Her beginnings were not as grand. After the sudden death of her father when she was a year old, she and her brother teetered on the brink of poverty growing up in Brooklyn, New York. With her mom unavailable working long hours as a bookkeeper, she struggled through childhood but gradually found value in her voice. Everyone noticed it. Now she gives back. The Streisand Foundation has raised $25 million and has funded over a thousand grants toward causes ranging from nuclear disarmament to women’s issues. Politically, she supports the environment and disses President Trump.
Harvey Keitel
Known for: Mean Streets and Taxi Driver
Net worth: $45 million
Brooklyn-raised, Harvey Keitel grew up in an immigrant family of Ashkenazic Jews during the 1940s. He received his bachelor’s degree from the prestigious Actor’s Studio in N.Y.C. and continued to study acting at the HB Studio under Stella Adler and Lee Strasberg. Shortly after, he hooked up with a young Martin Scorsese in Who’s That Knocking at My Door , effectively sparking a long-term collaboration on various projects. When Keitel starred with Robert De Niro in Scorsese’s 1973 Mean Streets , it became the breakthrough film for all three men. Teaming up again in the neo-noir psych-thriller Taxi Driver (1976), they gladly found the film showered with praise. The heavy-hitting young cast included the likes of Cybil Shepherd, Jodie Foster, and Peter Boyle. Nominations from the Academy and Cannes helped distinguish the controversial film as one of the best movies of all time.

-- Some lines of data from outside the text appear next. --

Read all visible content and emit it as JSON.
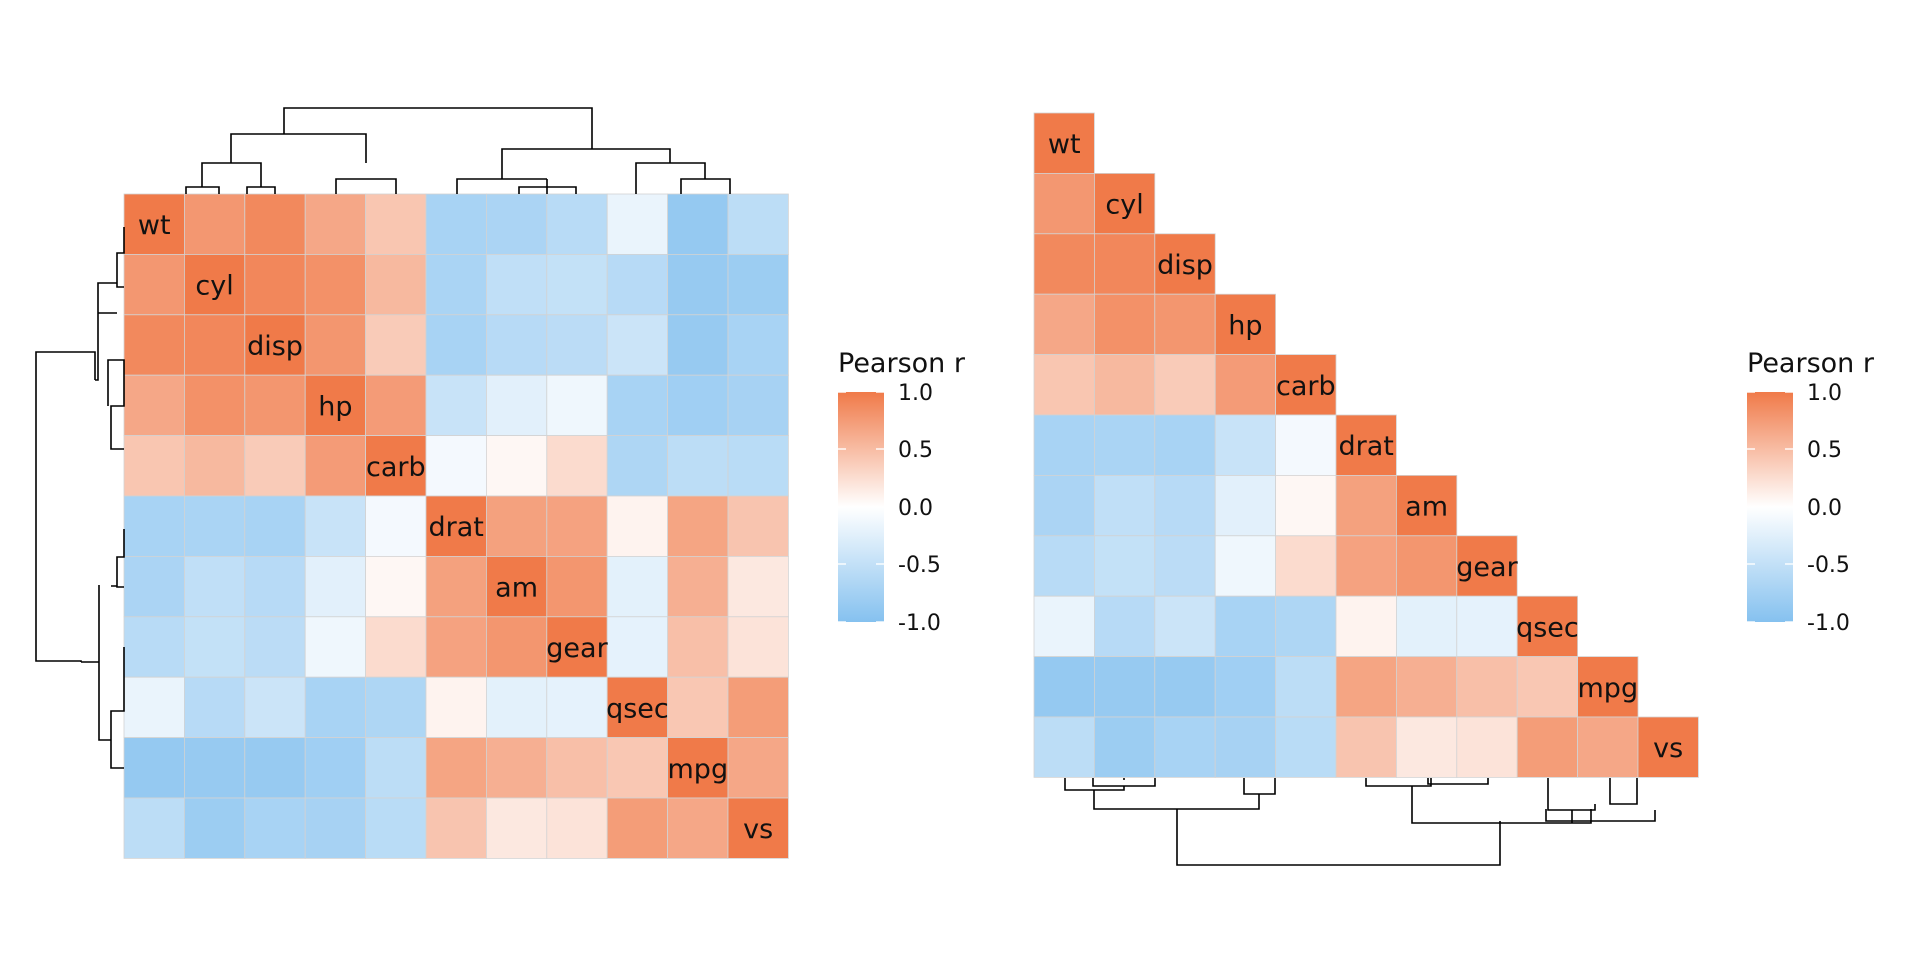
{
  "chart_data": [
    {
      "type": "heatmap",
      "title": "",
      "variant": "full clustered matrix with row and column dendrograms",
      "variables": [
        "wt",
        "cyl",
        "disp",
        "hp",
        "carb",
        "drat",
        "am",
        "gear",
        "qsec",
        "mpg",
        "vs"
      ],
      "values": [
        [
          1.0,
          0.78,
          0.89,
          0.66,
          0.43,
          -0.71,
          -0.69,
          -0.58,
          -0.17,
          -0.87,
          -0.55
        ],
        [
          0.78,
          1.0,
          0.9,
          0.83,
          0.53,
          -0.7,
          -0.52,
          -0.49,
          -0.59,
          -0.85,
          -0.81
        ],
        [
          0.89,
          0.9,
          1.0,
          0.79,
          0.39,
          -0.71,
          -0.59,
          -0.56,
          -0.43,
          -0.85,
          -0.71
        ],
        [
          0.66,
          0.83,
          0.79,
          1.0,
          0.75,
          -0.45,
          -0.24,
          -0.13,
          -0.71,
          -0.78,
          -0.72
        ],
        [
          0.43,
          0.53,
          0.39,
          0.75,
          1.0,
          -0.09,
          0.06,
          0.27,
          -0.66,
          -0.55,
          -0.57
        ],
        [
          -0.71,
          -0.7,
          -0.71,
          -0.45,
          -0.09,
          1.0,
          0.71,
          0.7,
          0.09,
          0.68,
          0.44
        ],
        [
          -0.69,
          -0.52,
          -0.59,
          -0.24,
          0.06,
          0.71,
          1.0,
          0.79,
          -0.23,
          0.6,
          0.17
        ],
        [
          -0.58,
          -0.49,
          -0.56,
          -0.13,
          0.27,
          0.7,
          0.79,
          1.0,
          -0.21,
          0.48,
          0.21
        ],
        [
          -0.17,
          -0.59,
          -0.43,
          -0.71,
          -0.66,
          0.09,
          -0.23,
          -0.21,
          1.0,
          0.42,
          0.74
        ],
        [
          -0.87,
          -0.85,
          -0.85,
          -0.78,
          -0.55,
          0.68,
          0.6,
          0.48,
          0.42,
          1.0,
          0.66
        ],
        [
          -0.55,
          -0.81,
          -0.71,
          -0.72,
          -0.57,
          0.44,
          0.17,
          0.21,
          0.74,
          0.66,
          1.0
        ]
      ],
      "diagonal_labels": true,
      "legend": {
        "title": "Pearson r",
        "range": [
          -1.0,
          1.0
        ],
        "ticks": [
          "1.0",
          "0.5",
          "0.0",
          "-0.5",
          "-1.0"
        ],
        "low_color": "#85c1ef",
        "mid_color": "#ffffff",
        "high_color": "#f07a49",
        "position": "right"
      }
    },
    {
      "type": "heatmap",
      "title": "",
      "variant": "lower triangle with bottom dendrogram",
      "variables": [
        "wt",
        "cyl",
        "disp",
        "hp",
        "carb",
        "drat",
        "am",
        "gear",
        "qsec",
        "mpg",
        "vs"
      ],
      "values_source": "same correlation matrix as first heatmap, lower triangle only",
      "diagonal_labels": true,
      "legend": {
        "title": "Pearson r",
        "range": [
          -1.0,
          1.0
        ],
        "ticks": [
          "1.0",
          "0.5",
          "0.0",
          "-0.5",
          "-1.0"
        ],
        "low_color": "#85c1ef",
        "mid_color": "#ffffff",
        "high_color": "#f07a49",
        "position": "right"
      }
    }
  ]
}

Keitel was just getting started. Teaming up with Scorsese’s screenwriter, Paul Schrader, Keitel starred in his 1977 and 1978 directorial debuts. However, he fell into a slump in the ’80s, playing lackluster roles in Copkiller and in the mafia comedy Wise Guys. In the ’90s, things started picking back up. His performance as Mr. White in Quentin Tarantino’s Reservoir Dogs jolted his career back into gear. He continued to work with Tarantino and Scorsese and began working with Spike Lee. He was in Thelma and Louise, Chinatown, and The Last Temptation of Christ, another controversial Scorsese film.